In den 1950er Jahren waren die "Geschichten aus der Gruft"-Comics nette Grusel-Unterhaltung für Jungs, die sich  mit Untoten, Zombies, Mumien, Dämonen und Außerirdischen die Zeit vertrieben. Erzählt wurden die nicht ganz so schaurigen, aber sehr actionreichen und oftmals blutrünstigen Kurzgeschichten von einem sympathischen klapprigen Skelett: dem Crypt-Keeper.
Nach einer blutarmen Zeichentrick-Variante in den 80ern, die auf ein jüngeres Publikum abzielte, gab es Mitte der 90er Jahre auch zwei Kino-Auswertungen, die verhältnismäßig kostspielig produziert wurden: 1995 "Ritter der Dämonen" und ein Jahr später "Bordello of Blood". Letzterer rentierte sich aber nicht wirklich für das Studio, so das danach auch schnell wieder Schluss war.

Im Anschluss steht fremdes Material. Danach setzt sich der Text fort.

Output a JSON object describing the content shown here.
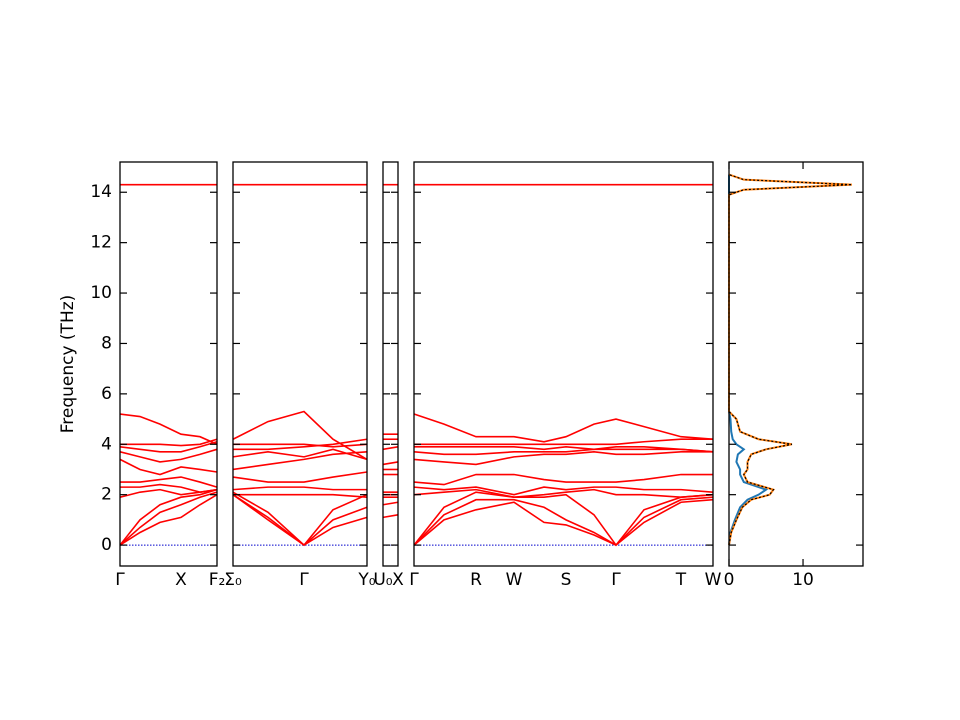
{
  "chart_data": {
    "type": "band-structure",
    "ylabel": "Frequency (THz)",
    "ylim": [
      -0.83,
      15.2
    ],
    "yticks": [
      0,
      2,
      4,
      6,
      8,
      10,
      12,
      14
    ],
    "band_color": "#ff0000",
    "zero_line": {
      "value": 0,
      "color": "#0000cc"
    },
    "panels": [
      {
        "xlim": [
          0,
          0.97
        ],
        "xticks": [
          {
            "value": 0,
            "label": "Γ"
          },
          {
            "value": 0.61,
            "label": "X"
          },
          {
            "value": 0.97,
            "label": "F₂"
          }
        ],
        "x": [
          0,
          0.2,
          0.4,
          0.61,
          0.8,
          0.97
        ],
        "bands": [
          [
            0,
            0.5,
            0.9,
            1.1,
            1.6,
            2.0
          ],
          [
            0,
            0.7,
            1.3,
            1.6,
            1.9,
            2.1
          ],
          [
            0,
            1.0,
            1.6,
            1.9,
            2.0,
            2.2
          ],
          [
            1.9,
            2.1,
            2.2,
            2.0,
            2.1,
            2.2
          ],
          [
            2.3,
            2.3,
            2.4,
            2.3,
            2.1,
            2.2
          ],
          [
            2.5,
            2.5,
            2.6,
            2.7,
            2.5,
            2.3
          ],
          [
            3.4,
            3.0,
            2.8,
            3.1,
            3.0,
            2.9
          ],
          [
            3.7,
            3.5,
            3.3,
            3.4,
            3.6,
            3.8
          ],
          [
            3.9,
            3.8,
            3.7,
            3.7,
            3.9,
            4.1
          ],
          [
            4.0,
            4.0,
            4.0,
            3.95,
            4.0,
            4.2
          ],
          [
            5.2,
            5.1,
            4.8,
            4.4,
            4.3,
            4.0
          ],
          [
            14.3,
            14.3,
            14.3,
            14.3,
            14.3,
            14.3
          ]
        ]
      },
      {
        "xlim": [
          0,
          1.34
        ],
        "xticks": [
          {
            "value": 0,
            "label": "Σ₀"
          },
          {
            "value": 0.71,
            "label": "Γ"
          },
          {
            "value": 1.34,
            "label": "Y₀"
          }
        ],
        "x": [
          0,
          0.35,
          0.71,
          1.0,
          1.34
        ],
        "bands": [
          [
            2.0,
            1.0,
            0,
            0.7,
            1.1
          ],
          [
            2.0,
            1.1,
            0,
            1.0,
            1.5
          ],
          [
            2.1,
            1.3,
            0,
            1.4,
            2.0
          ],
          [
            2.0,
            2.0,
            2.0,
            2.0,
            1.9
          ],
          [
            2.2,
            2.3,
            2.3,
            2.2,
            2.2
          ],
          [
            2.7,
            2.5,
            2.5,
            2.7,
            2.9
          ],
          [
            3.0,
            3.2,
            3.4,
            3.6,
            3.7
          ],
          [
            3.5,
            3.7,
            3.5,
            3.8,
            3.4
          ],
          [
            3.8,
            3.8,
            3.9,
            4.0,
            4.2
          ],
          [
            4.0,
            4.0,
            4.0,
            3.9,
            4.0
          ],
          [
            4.2,
            4.9,
            5.3,
            4.2,
            3.4
          ],
          [
            14.3,
            14.3,
            14.3,
            14.3,
            14.3
          ]
        ]
      },
      {
        "xlim": [
          0,
          0.15
        ],
        "xticks": [
          {
            "value": 0,
            "label": "U₀"
          },
          {
            "value": 0.15,
            "label": "X"
          }
        ],
        "x": [
          0,
          0.15
        ],
        "bands": [
          [
            1.1,
            1.2
          ],
          [
            1.6,
            1.7
          ],
          [
            1.9,
            1.9
          ],
          [
            2.0,
            2.0
          ],
          [
            2.1,
            2.1
          ],
          [
            2.8,
            2.8
          ],
          [
            3.0,
            3.0
          ],
          [
            3.2,
            3.3
          ],
          [
            3.8,
            3.9
          ],
          [
            4.2,
            4.2
          ],
          [
            4.4,
            4.4
          ],
          [
            14.3,
            14.3
          ]
        ]
      },
      {
        "xlim": [
          0,
          2.99
        ],
        "xticks": [
          {
            "value": 0,
            "label": "Γ"
          },
          {
            "value": 0.62,
            "label": "R"
          },
          {
            "value": 1.0,
            "label": "W"
          },
          {
            "value": 1.52,
            "label": "S"
          },
          {
            "value": 2.02,
            "label": "Γ"
          },
          {
            "value": 2.67,
            "label": "T"
          },
          {
            "value": 2.99,
            "label": "W"
          }
        ],
        "x": [
          0,
          0.3,
          0.62,
          1.0,
          1.3,
          1.52,
          1.8,
          2.02,
          2.3,
          2.67,
          2.99
        ],
        "bands": [
          [
            0,
            1.0,
            1.4,
            1.7,
            0.9,
            0.8,
            0.4,
            0,
            0.9,
            1.7,
            1.8
          ],
          [
            0,
            1.2,
            1.8,
            1.8,
            1.5,
            1.0,
            0.5,
            0,
            1.1,
            1.8,
            1.9
          ],
          [
            0,
            1.5,
            2.1,
            1.9,
            1.9,
            2.0,
            1.2,
            0,
            1.4,
            1.9,
            2.0
          ],
          [
            2.0,
            2.1,
            2.2,
            1.9,
            2.0,
            2.1,
            2.2,
            2.0,
            2.0,
            1.9,
            2.0
          ],
          [
            2.3,
            2.2,
            2.3,
            2.0,
            2.3,
            2.2,
            2.3,
            2.3,
            2.2,
            2.2,
            2.1
          ],
          [
            2.5,
            2.4,
            2.8,
            2.8,
            2.6,
            2.5,
            2.5,
            2.5,
            2.6,
            2.8,
            2.8
          ],
          [
            3.4,
            3.3,
            3.2,
            3.5,
            3.6,
            3.6,
            3.7,
            3.6,
            3.6,
            3.7,
            3.7
          ],
          [
            3.7,
            3.6,
            3.6,
            3.7,
            3.7,
            3.7,
            3.8,
            3.8,
            3.8,
            3.8,
            3.7
          ],
          [
            3.9,
            3.9,
            3.9,
            3.9,
            3.8,
            3.9,
            3.8,
            3.9,
            3.9,
            3.8,
            3.7
          ],
          [
            4.0,
            4.0,
            4.0,
            4.0,
            4.0,
            4.0,
            4.0,
            4.0,
            4.1,
            4.2,
            4.2
          ],
          [
            5.2,
            4.8,
            4.3,
            4.3,
            4.1,
            4.3,
            4.8,
            5.0,
            4.7,
            4.3,
            4.2
          ],
          [
            14.3,
            14.3,
            14.3,
            14.3,
            14.3,
            14.3,
            14.3,
            14.3,
            14.3,
            14.3,
            14.3
          ]
        ]
      }
    ],
    "dos": {
      "xlim": [
        0,
        18.1
      ],
      "xticks": [
        0,
        10
      ],
      "frequencies": [
        0,
        0.5,
        1.0,
        1.5,
        1.8,
        2.0,
        2.2,
        2.5,
        2.8,
        3.0,
        3.3,
        3.6,
        3.8,
        4.0,
        4.2,
        4.5,
        5.0,
        5.3,
        13.9,
        14.1,
        14.3,
        14.5,
        14.7
      ],
      "series": [
        {
          "color": "#1f77b4",
          "dashed": false,
          "values": [
            0,
            0.2,
            0.8,
            1.5,
            2.5,
            4,
            5,
            2,
            1.5,
            1.5,
            1,
            1.2,
            2,
            1,
            0.5,
            0.3,
            0.2,
            0,
            0,
            0,
            0,
            0,
            0
          ]
        },
        {
          "color": "#ff7f0e",
          "dashed": false,
          "values": [
            0,
            0.3,
            1.0,
            1.8,
            3,
            5.5,
            6,
            2.5,
            2,
            2.5,
            2.5,
            3,
            5,
            8.5,
            4,
            1.5,
            1,
            0,
            0,
            2,
            16.6,
            2,
            0
          ]
        },
        {
          "color": "#000000",
          "dashed": true,
          "values": [
            0,
            0.3,
            1.0,
            1.8,
            3,
            5.5,
            6,
            2.5,
            2,
            2.5,
            2.5,
            3,
            5,
            8.5,
            4,
            1.5,
            1,
            0,
            0,
            2,
            16.6,
            2,
            0
          ]
        }
      ]
    }
  }
}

Es gibt aber auch Filme jenseits des Dollars, die wesentlich besser geraten sind als es zu vermuten gewesen wäre. "Ritter der Dämonen" ist definitiv ein solcher Vertreter. Der Film ist kein Geniestreich was die Story anbelangt, aber mit einer Flut von amüsanten, absurden, verrückten Ideen sorgt Regisseur Ernest R. Dickerson für jede Menge Abwechslung.
Sein hinterhältiger Collector wird von einem Billy Zane in Bestform gespielt (für Billy-Zane-Verhältnisse). Er ist kein Schlachter oder sonstwie primitiver Antagonist: Der Collector ist eher wie der Satan in der Bibel. Er verführt, belabert und trickst aus. Jedes noch so miese Mittel ist ihm recht, um an sein Ziel zu kommen.
Horror-Atmosphäre kommt nur wenig auf, Splatter-Freunde kommen aber voll auf ihre Kosten. Das Blutvergießen ist wirklich abwechslungsreich: Hier ein abgerissener Arm, dort ein Kopfschuss mit einer Schrotflinte aus kürzester Distanz. Die Szenen sind kurz, aber zünftig und in den 90ern noch so schockierend gewesen, dass CIC Video die Kassetten zurückrief, um einer drohenden Indizierung zu entgehen - damals war ein wegen Jugendgefährung indiziertes Medium noch schlecht für den Ruf einer Firma.
"Ritter der Dämonen" ist billige Unterhaltung, die aber höllisch Spaß macht, die sympathisch ist und die ein Füllhorn an tollen Ideen bietet. Anstatt auf Spannung und Atmosphäre wird auf Action und Splatter gesetzt, was aber gut funktioniert. Aus der eigentlich geplanten Trilogie wurde leider aber nichts, weil der zweite Teil "Bordello of Blood", der bis auf den Crypt-Keeper nichts mit diesem gemeinsam hat, zu wenig zahlende Gäste in die Lichtspielhäuser lockte. Schade.